For nearly fifteen years, the American Association for State and Local History has offered a two-day workshop on historic house museum issues and operations and next month it will be in Charleston, South Carolina on February 26-27, 2015.  Held in partnership with the Historic Charleston Foundation (one of the oldest historic preservation organizations in the US) and co-taught by me and Dr. George McDaniel of Drayton Hall, we’ll examine a wide range of topics from the unique perspective of house museums and historic sites, including leadership, interpretation, disaster preparedness, membership, and audience, through interactive presentations, group discussions, and site-specific exercises.  You’ll leave with a better sense of how your organization can better fulfill its mission and be more financially sustainable.  Registration is $345, $270 for AASLH members, plus there’s a $40 discount if you register by January 22.  Be sure to add a day to explore the historic sites in Charleston–it’s one of the best places to see a wide variety of visitor experiences in one place.
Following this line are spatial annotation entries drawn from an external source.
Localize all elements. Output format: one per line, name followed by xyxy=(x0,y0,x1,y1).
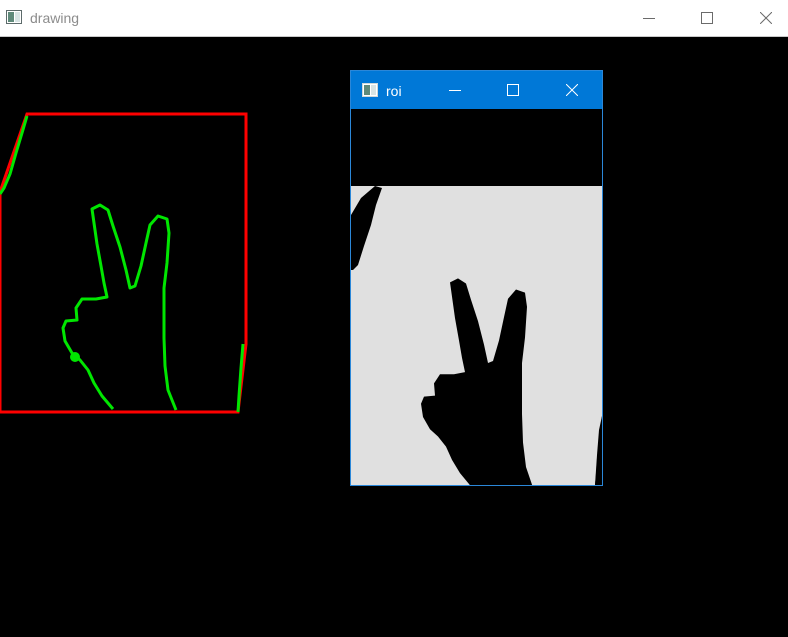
contour-point xyxy=(70,352,80,362)
close-button[interactable] xyxy=(737,0,788,36)
roi-close-button[interactable] xyxy=(543,71,601,109)
roi-window-icon xyxy=(362,83,378,97)
roi-window-title: roi xyxy=(386,83,402,99)
roi-canvas xyxy=(351,110,602,485)
minimize-icon xyxy=(643,18,655,19)
maximize-icon xyxy=(507,84,519,96)
hand-contour xyxy=(61,203,178,411)
close-icon xyxy=(760,12,772,24)
roi-window: roi xyxy=(350,70,603,486)
roi-titlebar[interactable]: roi xyxy=(351,71,602,109)
maximize-icon xyxy=(701,12,713,24)
minimize-icon xyxy=(449,90,461,91)
drawing-window-title: drawing xyxy=(30,10,80,26)
close-icon xyxy=(566,84,578,96)
roi-maximize-button[interactable] xyxy=(484,71,542,109)
maximize-button[interactable] xyxy=(678,0,736,36)
drawing-titlebar[interactable]: drawing xyxy=(0,0,788,37)
app-window-icon xyxy=(6,10,22,24)
minimize-button[interactable] xyxy=(620,0,678,36)
roi-minimize-button[interactable] xyxy=(426,71,484,109)
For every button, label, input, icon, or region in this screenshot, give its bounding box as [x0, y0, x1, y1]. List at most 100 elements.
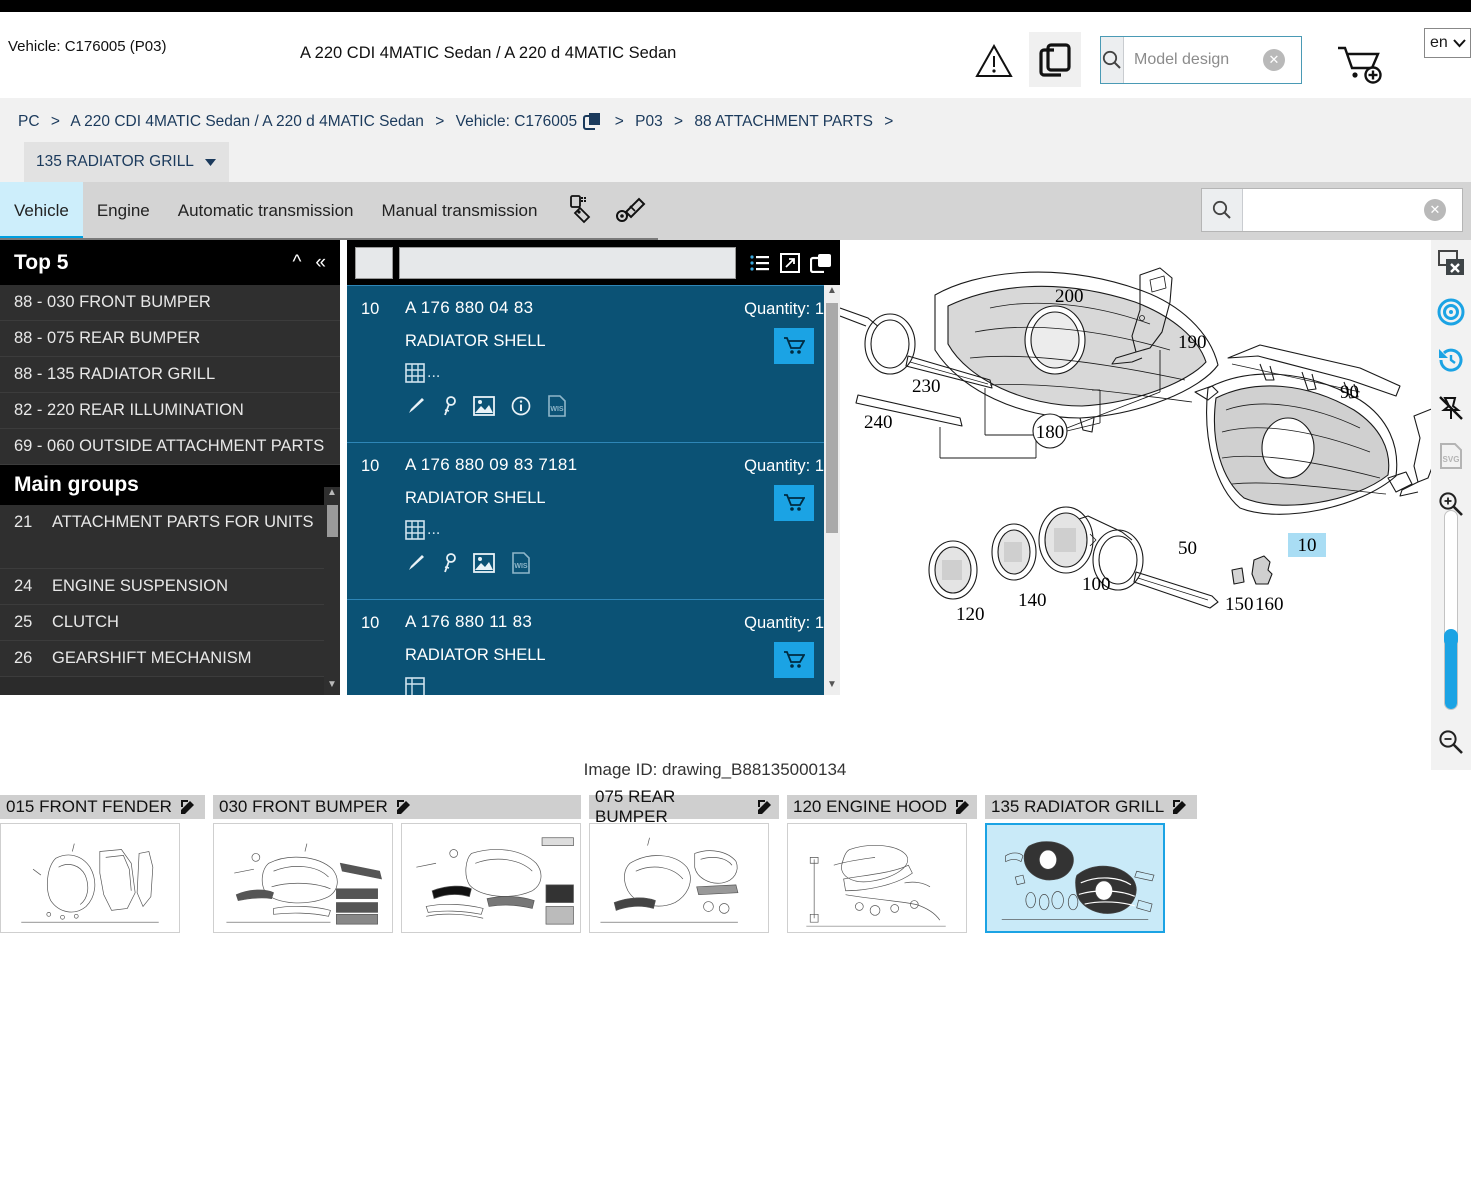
unpin-icon[interactable] [1431, 384, 1471, 432]
image-icon[interactable] [473, 396, 495, 416]
tool-wrench-icon[interactable] [615, 194, 647, 229]
parts-filter-input[interactable] [399, 246, 736, 279]
thumbnail-group-label[interactable]: 120 ENGINE HOOD [787, 795, 977, 819]
callout-label-10: 10 [1298, 535, 1317, 556]
thumbnail-image-selected[interactable] [985, 823, 1165, 933]
parts-filter-prefix-box[interactable] [355, 246, 393, 279]
breadcrumb-separator: > [435, 113, 445, 130]
top5-item-4[interactable]: 69 - 060 OUTSIDE ATTACHMENT PARTS [0, 429, 340, 465]
thumbnail-group-label[interactable]: 075 REAR BUMPER [589, 787, 779, 826]
collapse-left-icon[interactable]: « [315, 252, 326, 274]
scroll-down-arrow-icon[interactable]: ▼ [824, 679, 840, 695]
search-icon[interactable] [1101, 37, 1124, 83]
edit-icon[interactable] [180, 799, 196, 815]
top5-item-2[interactable]: 88 - 135 RADIATOR GRILL [0, 357, 340, 393]
add-part-to-cart-button[interactable] [774, 328, 814, 364]
thumbnail-image[interactable] [401, 823, 581, 933]
vehicle-description-label: A 220 CDI 4MATIC Sedan / A 220 d 4MATIC … [300, 44, 677, 62]
part-row[interactable]: 10 A 176 880 11 83 RADIATOR SHELL Quanti… [347, 599, 840, 695]
edit-icon[interactable] [1172, 799, 1188, 815]
thumbnail-image[interactable] [213, 823, 393, 933]
thumbnail-label-text: 120 ENGINE HOOD [793, 797, 947, 816]
scroll-down-arrow-icon[interactable]: ▼ [324, 679, 340, 695]
list-view-icon[interactable] [750, 254, 770, 272]
tab-manual-transmission[interactable]: Manual transmission [368, 182, 552, 240]
breadcrumb-item-4[interactable]: 88 ATTACHMENT PARTS [694, 113, 873, 130]
clear-parts-search-icon[interactable]: ✕ [1424, 199, 1446, 221]
thumbnail-group-label[interactable]: 015 FRONT FENDER [0, 795, 205, 819]
add-to-cart-header-icon[interactable] [1335, 42, 1387, 89]
parts-list-body[interactable]: 10 A 176 880 04 83 RADIATOR SHELL ... WI… [347, 285, 840, 695]
scrollbar-thumb[interactable] [327, 505, 338, 537]
expand-fullscreen-icon[interactable] [780, 252, 800, 273]
close-window-icon[interactable] [1431, 240, 1471, 288]
tab-vehicle[interactable]: Vehicle [0, 182, 83, 240]
zoom-out-icon[interactable] [1431, 718, 1471, 766]
top5-item-3[interactable]: 82 - 220 REAR ILLUMINATION [0, 393, 340, 429]
search-icon[interactable] [1202, 189, 1243, 231]
info-circle-icon[interactable] [511, 396, 531, 416]
breadcrumb-current-dropdown[interactable]: 135 RADIATOR GRILL [24, 142, 229, 182]
main-group-item-24[interactable]: 24 ENGINE SUSPENSION [0, 569, 340, 605]
wis-document-icon[interactable]: WIS [511, 552, 531, 574]
model-designation-search[interactable]: ✕ [1100, 36, 1351, 84]
parts-diagram-viewer[interactable]: 10 200 190 230 240 180 90 50 100 140 120… [840, 240, 1431, 695]
scroll-up-arrow-icon[interactable]: ▲ [824, 285, 840, 301]
part-quantity: Quantity: 1 [744, 457, 824, 475]
exploded-parts-drawing[interactable]: 10 200 190 230 240 180 90 50 100 140 120… [840, 240, 1431, 695]
svg-export-icon[interactable]: SVG [1431, 432, 1471, 480]
copy-list-icon[interactable] [810, 253, 832, 273]
paint-brush-icon[interactable] [405, 553, 425, 573]
thumbnail-image[interactable] [0, 823, 180, 933]
top5-item-0[interactable]: 88 - 030 FRONT BUMPER [0, 285, 340, 321]
thumbnail-group-label[interactable]: 135 RADIATOR GRILL [985, 795, 1197, 819]
parts-search-box[interactable]: ✕ [1201, 188, 1463, 232]
main-group-item-25[interactable]: 25 CLUTCH [0, 605, 340, 641]
key-icon[interactable] [441, 396, 457, 416]
add-part-to-cart-button[interactable] [774, 485, 814, 521]
breadcrumb-item-1[interactable]: A 220 CDI 4MATIC Sedan / A 220 d 4MATIC … [70, 113, 424, 130]
thumbnail-group-label[interactable]: 030 FRONT BUMPER [213, 795, 581, 819]
image-icon[interactable] [473, 553, 495, 573]
part-table-toggle[interactable] [405, 677, 826, 695]
edit-icon[interactable] [955, 799, 971, 815]
thumbnail-image[interactable] [787, 823, 967, 933]
edit-icon[interactable] [396, 799, 412, 815]
warning-icon[interactable] [975, 43, 1013, 83]
breadcrumb-copy-icon[interactable] [583, 110, 601, 142]
scroll-up-arrow-icon[interactable]: ▲ [324, 487, 340, 503]
top5-item-1[interactable]: 88 - 075 REAR BUMPER [0, 321, 340, 357]
key-icon[interactable] [441, 553, 457, 573]
part-table-toggle[interactable]: ... [405, 520, 826, 540]
breadcrumb-item-2[interactable]: Vehicle: C176005 [456, 113, 578, 130]
wis-document-icon[interactable]: WIS [547, 395, 567, 417]
zoom-slider[interactable] [1444, 510, 1458, 710]
tab-automatic-transmission[interactable]: Automatic transmission [164, 182, 368, 240]
zoom-slider-handle[interactable] [1444, 629, 1458, 647]
breadcrumb-item-0[interactable]: PC [18, 113, 40, 130]
main-groups-scrollbar[interactable]: ▲ ▼ [324, 487, 340, 695]
thumbnail-image[interactable] [589, 823, 769, 933]
target-icon[interactable] [1431, 288, 1471, 336]
breadcrumb-item-3[interactable]: P03 [635, 113, 663, 130]
scrollbar-thumb[interactable] [826, 303, 838, 533]
edit-icon[interactable] [757, 799, 773, 815]
parts-list-scrollbar[interactable]: ▲ ▼ [824, 285, 840, 695]
add-part-to-cart-button[interactable] [774, 642, 814, 678]
paint-brush-icon[interactable] [405, 396, 425, 416]
paint-code-icon[interactable] [567, 194, 597, 229]
language-selector[interactable]: en [1424, 28, 1471, 58]
main-group-item-21[interactable]: 21 ATTACHMENT PARTS FOR UNITS [0, 505, 340, 569]
tab-extra-icons [551, 182, 647, 240]
callout-label-120: 120 [956, 604, 985, 625]
collapse-up-icon[interactable]: ^ [293, 252, 302, 274]
tab-engine[interactable]: Engine [83, 182, 164, 240]
history-undo-icon[interactable] [1431, 336, 1471, 384]
part-row[interactable]: 10 A 176 880 09 83 7181 RADIATOR SHELL .… [347, 442, 840, 599]
copy-documents-button[interactable] [1029, 32, 1081, 87]
model-search-input[interactable] [1124, 37, 1351, 83]
main-group-item-26[interactable]: 26 GEARSHIFT MECHANISM [0, 641, 340, 677]
clear-model-search-icon[interactable]: ✕ [1263, 49, 1285, 71]
part-table-toggle[interactable]: ... [405, 363, 826, 383]
part-row[interactable]: 10 A 176 880 04 83 RADIATOR SHELL ... WI… [347, 285, 840, 442]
New this year is “Re-inventing the Historic House Museum,” a one-day workshop offering current thinking, practical information, and solutions to the challenges facing historic sites. The historic house museum in America is not dead nor are most of them dying. The field, however, needs to reflect and renew as the world around our historic sites continues to change.  This workshop was inspired by a sold-out symposium presented by the Historic House Museum Consortium of Washington, DC at Gunston Hall in March 2014, and now has been taken nationally to various regions by the American Association for State and Local History.  Ken Turino of Historic New England and I will be giving the core presentations and the others will vary to take advantage of the workshop location.  We’ll be at Strawbery Banke in New Hampshire on April 21, 2015 and the Margaret Mitchell House in Georgia on June 12, 2015.  Registration is $170; $95 for members of AASLH and NEMA (for April 21).